Masyarakat Adat Kunci Konservasi Keanekaragaman Hayati

2 weeks ago 36
  • Hari Keanekaragaman Hayati (kehati) membuka mata ihwal makin perlu upaya  menyelamatkan kekayaan alam bahkan mendorong praktik kearifan lokal masyarakat adat. 
  • Hanif Faisol Nurofiq, Menteri Lingkungan Hidup mengatakan,  Indonesia memiliki 22 tipe ekosistem dengan berbagai spesies di dalamnya, yang berperan penting bagi kehidupan dan menyimpan kekayaan manfaat. Mulai dari sumber pangan, obat-obatan, energi hingga simpanan air dan karbon.
  • Dedi S Adhuri, Antropolog Maritim BRIN menilai, partisipasi masyarakat dalam perlindungan Kehati jadi semakin penting belakangan waktu. Sebab, saat ini negara-negara di dunia telah sepakati inisiatif 30 by 30 atau perlindungan 30% daratan dan lautan bumi pada tahun 2030.
  • Publikasi terbaru WGII, hingga Mei 2025, total luas Areal Konservasi Kelola Masyarakat (AKKM) tercatat sebesar 647.457,49 hektar, yang tersebar di 293 wilayah komunitas adat dan lokal. “Tapi dari angka yang sudah kami petakan, potensi AKKMnya justru besar sekali, capai 23,82 juta hektar,” ucap Cindy Julianty, Manajer Program Working Group on Indigenous Peoples’ and Community Conserved Areas and Territories Indonesia (WGII)

Hari Keanekaragaman Hayati (kehati) membuka mata ihwal makin perlu upaya menyelamatkan kekayaan alam dengan mendorong praktik kearifan lokal masyarakat adat. 

Hanif Faisol Nurofiq, Menteri Lingkungan Hidup mengatakan, Indonesia memiliki 22 tipe ekosistem dengan berbagai spesies di dalamnya, yang berperan penting bagi kehidupan dan menyimpan kekayaan manfaat. Mulai dari sumber pangan, obat-obatan, energi hingga simpanan air dan karbon.

Sayanga, regulasi dan instrumen kebijakan terkait kehati masih minim. Karena itu, jelang penetapan Indonesia Biodiversity Strategy and Action Plan (IBSAP) atau rencana aksi dan strategi keanekaragaman hayati, dia minta para pihak segera menentukan langkah dan aksi konkret.

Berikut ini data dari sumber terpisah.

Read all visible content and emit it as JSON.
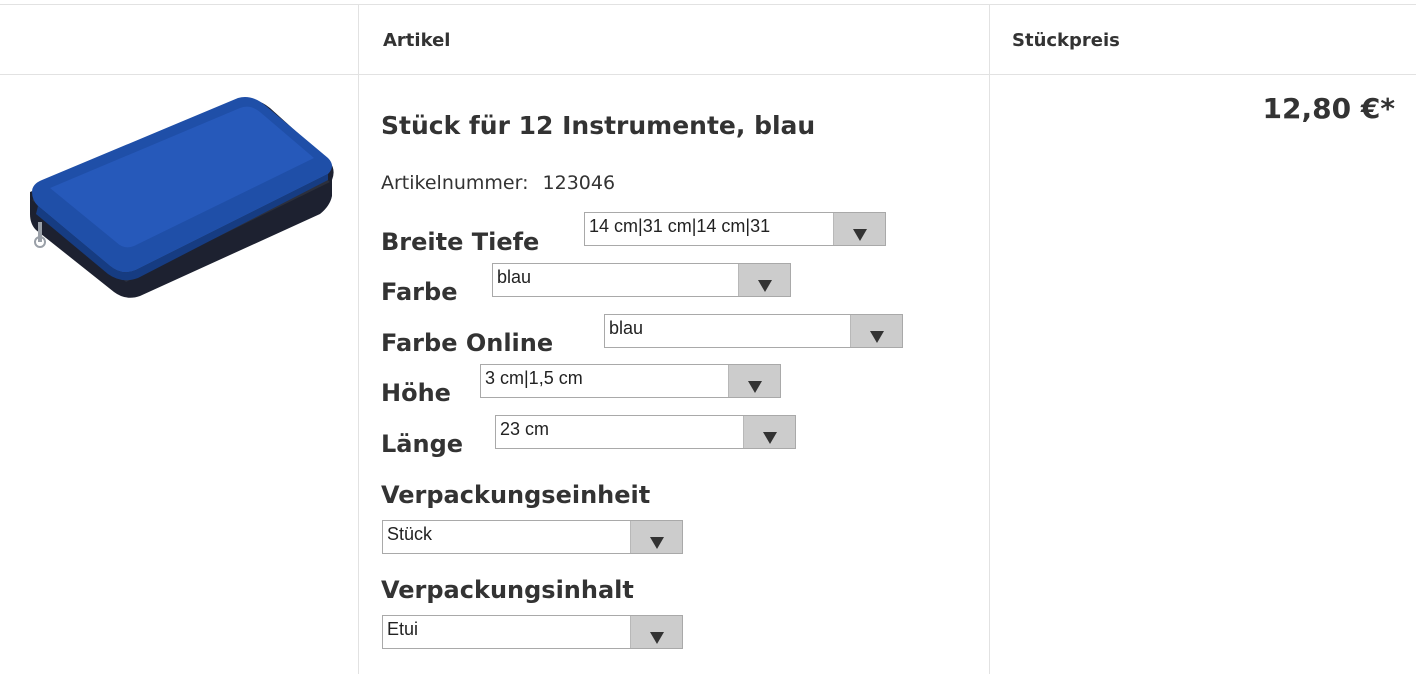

“Sambil ini berjalan segera tentukan langkah-langkah, aksi-aksi konkret, kumpulkan semua regulasi yang dimungkinkan untuk itu,”  katanya dalam peringatan Hari Keanekaragaman Hayati, di Jakarta, Kamis (22/5/25).

Di tingkat tapak, katanya, perlu upaya-upaya peningkatan kearifan lokal dalam perlindungan ekosistem kehati. Caranya, dengan mengelaborasi dan menguatkan kearifan lokal melalui norma-norma regulasi, termasuk kebijakan lokal.

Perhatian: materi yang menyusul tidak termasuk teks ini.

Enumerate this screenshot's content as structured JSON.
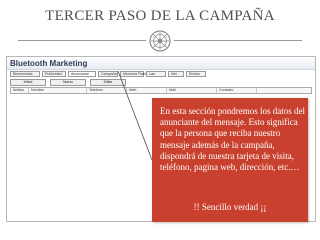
{
  "slide": {
    "title": "TERCER PASO DE LA CAMPAÑA"
  },
  "app": {
    "title": "Bluetooth Marketing",
    "tabs": [
      {
        "label": "Bienvenidos"
      },
      {
        "label": "Publicidad"
      },
      {
        "label": "Anunciante"
      },
      {
        "label": "Campaña"
      },
      {
        "label": "Memoria Flash"
      },
      {
        "label": "Lan"
      },
      {
        "label": "Net"
      },
      {
        "label": "Envios"
      }
    ],
    "toolbar": {
      "buttons": [
        {
          "label": "eNest"
        },
        {
          "label": "Nuevo"
        },
        {
          "label": "Editar"
        }
      ]
    },
    "grid": {
      "columns": [
        "Anilisa",
        "Nombre",
        "Telefono",
        "Web",
        "Mail",
        "Contacto"
      ]
    }
  },
  "callout": {
    "text": "En esta sección pondremos los datos del anunciante del mensaje. Esto significa que la persona que reciba nuestro mensaje además de la campaña, dispondrá de nuestra tarjeta de visita, teléfono, pagina web, dirección, etc.…",
    "footer": "!! Sencillo verdad ¡¡",
    "color": "#c9412e"
  },
  "colors": {
    "title_text": "#4f4f4f",
    "rule": "#9a9a9a"
  }
}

“Justru kebijakan lokal ini yang kita perkuat melalui instrumen, regulasi pemerintah, ini akan jadi penguatan terkait kebijakan lokal. Akan lindungi local wisdom yang lakukan langkah-langkah yang tumbuh alami dari lingkungannya.”

Partisipasi masyarakat, katanya, sangat penting dalam konservasi. Contoh, keterlibatan masyarakat berkontribusi turunkan angka kematian pesut Mahakam karena jaring jadi  0%. Ada pula praktik sasi, konservasi berbasis kearifan lokal di Papua dan Maluku, yang berkontribusi menjaga ekosistem.

Pemerintah pun, katanya,  memformulasikan imbal jasa lingkungan sebagai produk kebijakan dalam Peraturan Menteri Lingkungan Hidup Nomor 2/2025. Kebijakan ini, mengatur pemberian kompensasi atau insentif kepada orang atau kelompok masyarakat yang menyediakan jasa lingkungan. Dengan begitu, dia percaya, praktik baik masyarakat akan terlindungi.

“Untuk wujudkan langkah kita bersama, mohon kerja sama kita semua untuk memastikan segera membangun instrumen yang kita perlukan. Semua pihak yang memiliki ide, visi misi yang harus disampaikan pada kami, kami sangat terbuka untuk memformulasikan dan menggodok serius menjadi instrumen yang diperlukan dalam rangka perlindungan ekosistem kita.”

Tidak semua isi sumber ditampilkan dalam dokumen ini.